On activation, the regiment had a total strength of nine officers, headed by newly appointed, 32-year-old, commanding officer Lt. Col. Louis A. Walsh, Jr. Walsh had been with the Airborne since its earliest days and had spent three months as an observer with U.S. forces in the Southwest Pacific. Colonel Walsh was known for setting extremely high standards, including physical conditioning. In addition, each trooper was required to qualify as "expert" with his individual weapon, "sharpshooter" with another and "marksman" with all crew-served weapons in his platoon.

As units filled up, they were to be given basic training at their home stations and then sent for parachute qualification to Fort Benning, Georgia. After jump training, all units, including the 517th would join the 17th Airborne at Camp Mackall.

The battalions were filled in numerical sequence. The 1st Battalion, under Major William J. Boyle, was filled in April 1943, and the 2nd Battalion, under Major Richard J. Seitz, was nearly filled in May. By late June or early July, while Major Melvin Zais' 3rd Battalion was still waiting for its first recruit, the flow of volunteers to Toccoa was suddenly turned off. The 3rd Battalion would be completed with Parachute School graduates who had already completed basic.

The regiment was moved to Fort Benning for parachute training. The 517th completed jump school with no washouts, setting a record that has endured to this day. The 517th troopers were the first paratroopers to wear the steel helmet in jump training; until then a modified football helmet had been used. On completion of jump training the 1st and 2nd Battalions moved on to Mackall while the 3rd remained at Benning to complete fill-up.

In February, the regiment moved to Tennessee to take part in maneuvers being conducted by Headquarters Second Army. In March, it was announced that the parachute elements of the 17th Airborne Division—the 517th Parachute Infantry Regiment, the 460th Parachute Field Artillery Battalion, and Company C of the 139th Airborne Engineer Battalion, which was redesignated the 596th Airborne (Parachute) Engineer Company—were being pulled out for overseas shipment as the 517th Regimental Combat Team. The 517th RCT was expected to operate as a small division.
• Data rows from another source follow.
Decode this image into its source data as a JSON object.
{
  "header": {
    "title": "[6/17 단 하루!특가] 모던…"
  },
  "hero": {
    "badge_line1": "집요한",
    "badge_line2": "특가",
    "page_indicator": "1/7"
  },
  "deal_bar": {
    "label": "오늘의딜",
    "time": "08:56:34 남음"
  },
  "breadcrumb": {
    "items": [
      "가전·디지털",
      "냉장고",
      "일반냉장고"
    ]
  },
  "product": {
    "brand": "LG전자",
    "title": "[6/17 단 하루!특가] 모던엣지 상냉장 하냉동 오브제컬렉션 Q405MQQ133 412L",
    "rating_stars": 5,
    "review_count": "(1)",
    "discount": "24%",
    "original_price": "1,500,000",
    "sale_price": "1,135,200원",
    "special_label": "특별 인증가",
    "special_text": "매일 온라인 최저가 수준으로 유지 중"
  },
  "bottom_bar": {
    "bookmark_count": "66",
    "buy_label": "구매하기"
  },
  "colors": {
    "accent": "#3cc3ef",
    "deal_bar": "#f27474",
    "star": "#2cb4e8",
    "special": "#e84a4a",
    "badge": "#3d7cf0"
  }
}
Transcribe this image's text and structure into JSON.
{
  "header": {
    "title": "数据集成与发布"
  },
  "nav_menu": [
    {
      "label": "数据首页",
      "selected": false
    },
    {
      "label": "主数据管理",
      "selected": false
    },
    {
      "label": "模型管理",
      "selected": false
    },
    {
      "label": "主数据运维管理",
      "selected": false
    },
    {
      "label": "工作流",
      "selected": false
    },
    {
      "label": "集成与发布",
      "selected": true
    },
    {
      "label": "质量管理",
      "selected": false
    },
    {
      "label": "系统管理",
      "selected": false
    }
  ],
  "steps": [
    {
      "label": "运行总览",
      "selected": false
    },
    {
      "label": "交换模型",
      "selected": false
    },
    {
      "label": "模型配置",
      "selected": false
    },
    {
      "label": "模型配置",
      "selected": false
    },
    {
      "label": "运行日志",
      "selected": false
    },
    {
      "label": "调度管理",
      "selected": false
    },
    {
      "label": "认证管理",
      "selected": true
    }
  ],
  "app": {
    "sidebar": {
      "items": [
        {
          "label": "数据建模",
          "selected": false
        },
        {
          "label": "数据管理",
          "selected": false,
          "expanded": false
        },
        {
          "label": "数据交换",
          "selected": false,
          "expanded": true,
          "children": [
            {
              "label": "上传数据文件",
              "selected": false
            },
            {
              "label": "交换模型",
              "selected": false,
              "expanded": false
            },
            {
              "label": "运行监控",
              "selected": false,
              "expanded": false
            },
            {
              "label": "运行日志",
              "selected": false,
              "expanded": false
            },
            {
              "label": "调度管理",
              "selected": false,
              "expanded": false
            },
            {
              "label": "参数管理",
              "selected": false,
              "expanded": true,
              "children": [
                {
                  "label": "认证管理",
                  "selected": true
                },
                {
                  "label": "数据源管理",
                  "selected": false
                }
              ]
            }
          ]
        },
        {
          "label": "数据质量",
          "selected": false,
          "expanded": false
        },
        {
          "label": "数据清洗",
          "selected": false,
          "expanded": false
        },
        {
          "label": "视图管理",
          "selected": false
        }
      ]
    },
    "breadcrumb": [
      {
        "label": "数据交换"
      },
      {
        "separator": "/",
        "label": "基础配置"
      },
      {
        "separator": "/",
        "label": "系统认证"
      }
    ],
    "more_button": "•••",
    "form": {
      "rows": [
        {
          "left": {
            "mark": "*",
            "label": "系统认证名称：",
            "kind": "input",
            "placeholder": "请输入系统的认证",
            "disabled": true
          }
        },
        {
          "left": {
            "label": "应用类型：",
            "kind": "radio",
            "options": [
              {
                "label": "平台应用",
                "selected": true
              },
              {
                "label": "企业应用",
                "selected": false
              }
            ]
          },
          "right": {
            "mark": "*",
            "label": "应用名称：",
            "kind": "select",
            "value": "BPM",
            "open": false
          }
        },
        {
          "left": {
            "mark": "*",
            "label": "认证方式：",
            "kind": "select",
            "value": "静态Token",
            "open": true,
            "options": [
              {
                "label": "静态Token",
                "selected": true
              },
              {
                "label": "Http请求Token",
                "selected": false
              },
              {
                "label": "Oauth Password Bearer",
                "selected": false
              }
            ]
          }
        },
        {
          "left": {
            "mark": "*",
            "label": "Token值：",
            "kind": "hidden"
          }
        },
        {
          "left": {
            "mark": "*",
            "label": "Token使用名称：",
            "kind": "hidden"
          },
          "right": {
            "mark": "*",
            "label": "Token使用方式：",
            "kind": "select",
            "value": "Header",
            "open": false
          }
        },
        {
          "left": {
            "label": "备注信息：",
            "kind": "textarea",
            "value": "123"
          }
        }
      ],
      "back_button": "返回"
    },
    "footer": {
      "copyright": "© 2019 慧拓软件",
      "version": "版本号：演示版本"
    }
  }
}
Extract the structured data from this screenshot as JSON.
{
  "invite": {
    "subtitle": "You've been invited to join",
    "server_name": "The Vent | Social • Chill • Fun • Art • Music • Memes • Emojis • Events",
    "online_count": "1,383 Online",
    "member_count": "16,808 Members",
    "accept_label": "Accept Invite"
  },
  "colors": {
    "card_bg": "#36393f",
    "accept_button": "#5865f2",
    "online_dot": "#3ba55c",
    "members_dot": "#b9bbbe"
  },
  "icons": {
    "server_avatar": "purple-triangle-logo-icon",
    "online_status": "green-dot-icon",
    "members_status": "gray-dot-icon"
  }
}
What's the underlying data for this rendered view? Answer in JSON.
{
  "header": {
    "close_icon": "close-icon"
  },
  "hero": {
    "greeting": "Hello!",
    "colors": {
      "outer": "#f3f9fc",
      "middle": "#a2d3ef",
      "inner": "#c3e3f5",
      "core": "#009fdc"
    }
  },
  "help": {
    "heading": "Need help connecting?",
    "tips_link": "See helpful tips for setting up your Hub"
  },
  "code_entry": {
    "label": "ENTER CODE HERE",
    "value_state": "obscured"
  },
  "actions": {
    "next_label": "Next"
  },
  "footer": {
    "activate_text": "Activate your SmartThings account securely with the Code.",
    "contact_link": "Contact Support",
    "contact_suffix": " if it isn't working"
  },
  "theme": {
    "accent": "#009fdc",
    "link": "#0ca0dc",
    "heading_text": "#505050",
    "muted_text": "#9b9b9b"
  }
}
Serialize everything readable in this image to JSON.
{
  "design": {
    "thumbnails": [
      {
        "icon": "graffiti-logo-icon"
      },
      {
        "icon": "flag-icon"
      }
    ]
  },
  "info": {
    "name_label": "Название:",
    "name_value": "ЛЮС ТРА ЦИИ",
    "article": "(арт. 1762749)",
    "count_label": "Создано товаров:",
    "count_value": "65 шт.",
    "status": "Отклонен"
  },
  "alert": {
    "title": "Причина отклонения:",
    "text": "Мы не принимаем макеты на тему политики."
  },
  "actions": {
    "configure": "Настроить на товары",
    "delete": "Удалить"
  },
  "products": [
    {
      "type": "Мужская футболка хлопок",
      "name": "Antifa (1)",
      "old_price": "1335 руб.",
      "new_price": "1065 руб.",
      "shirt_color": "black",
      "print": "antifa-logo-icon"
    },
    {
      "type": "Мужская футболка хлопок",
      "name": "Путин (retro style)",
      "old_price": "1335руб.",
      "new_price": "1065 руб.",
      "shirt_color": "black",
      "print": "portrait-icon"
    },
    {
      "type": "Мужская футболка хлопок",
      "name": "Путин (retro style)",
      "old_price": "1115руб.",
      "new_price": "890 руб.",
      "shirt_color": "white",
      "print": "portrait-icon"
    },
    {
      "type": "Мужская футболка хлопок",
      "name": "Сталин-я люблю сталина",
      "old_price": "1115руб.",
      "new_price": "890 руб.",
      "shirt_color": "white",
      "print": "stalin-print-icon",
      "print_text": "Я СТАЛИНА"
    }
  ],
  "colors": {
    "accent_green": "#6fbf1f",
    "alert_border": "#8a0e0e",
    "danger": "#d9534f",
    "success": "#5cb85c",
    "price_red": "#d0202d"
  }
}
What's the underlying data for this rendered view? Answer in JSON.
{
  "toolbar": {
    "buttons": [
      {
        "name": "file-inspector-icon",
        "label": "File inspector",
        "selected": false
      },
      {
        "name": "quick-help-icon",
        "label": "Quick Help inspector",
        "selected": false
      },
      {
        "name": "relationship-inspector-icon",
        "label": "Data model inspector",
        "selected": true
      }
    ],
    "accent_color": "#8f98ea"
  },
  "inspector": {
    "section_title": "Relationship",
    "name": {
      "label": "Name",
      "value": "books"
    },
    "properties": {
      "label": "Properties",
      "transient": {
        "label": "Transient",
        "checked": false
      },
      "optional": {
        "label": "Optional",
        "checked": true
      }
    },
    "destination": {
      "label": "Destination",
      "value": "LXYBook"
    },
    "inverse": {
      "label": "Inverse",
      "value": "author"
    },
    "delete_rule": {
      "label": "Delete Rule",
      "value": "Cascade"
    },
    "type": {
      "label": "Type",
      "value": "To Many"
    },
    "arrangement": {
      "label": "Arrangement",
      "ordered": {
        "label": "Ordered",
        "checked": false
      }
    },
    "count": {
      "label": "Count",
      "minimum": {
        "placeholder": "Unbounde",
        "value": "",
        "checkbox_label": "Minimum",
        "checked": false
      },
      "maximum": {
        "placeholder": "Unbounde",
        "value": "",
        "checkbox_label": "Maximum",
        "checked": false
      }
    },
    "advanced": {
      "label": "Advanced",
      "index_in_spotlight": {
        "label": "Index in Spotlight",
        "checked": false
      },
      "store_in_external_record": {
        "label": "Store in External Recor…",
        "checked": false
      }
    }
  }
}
On return to Camp Mackall, while preparing for overseas movement, Colonel Walsh was replaced as commanding officer by Lt. Col. Rupert D. Graves, United States Military Academy '24, who came from command of the 551st Parachute Infantry Battalion.

In early May, the RCT components staged through Camp Patrick Henry near Newport News, Virginia. On 17 May, the 517th boarded the former Grace liner Santa Rosa, while the 460th and 596th loaded onto the Panama Canal ship Cristobal.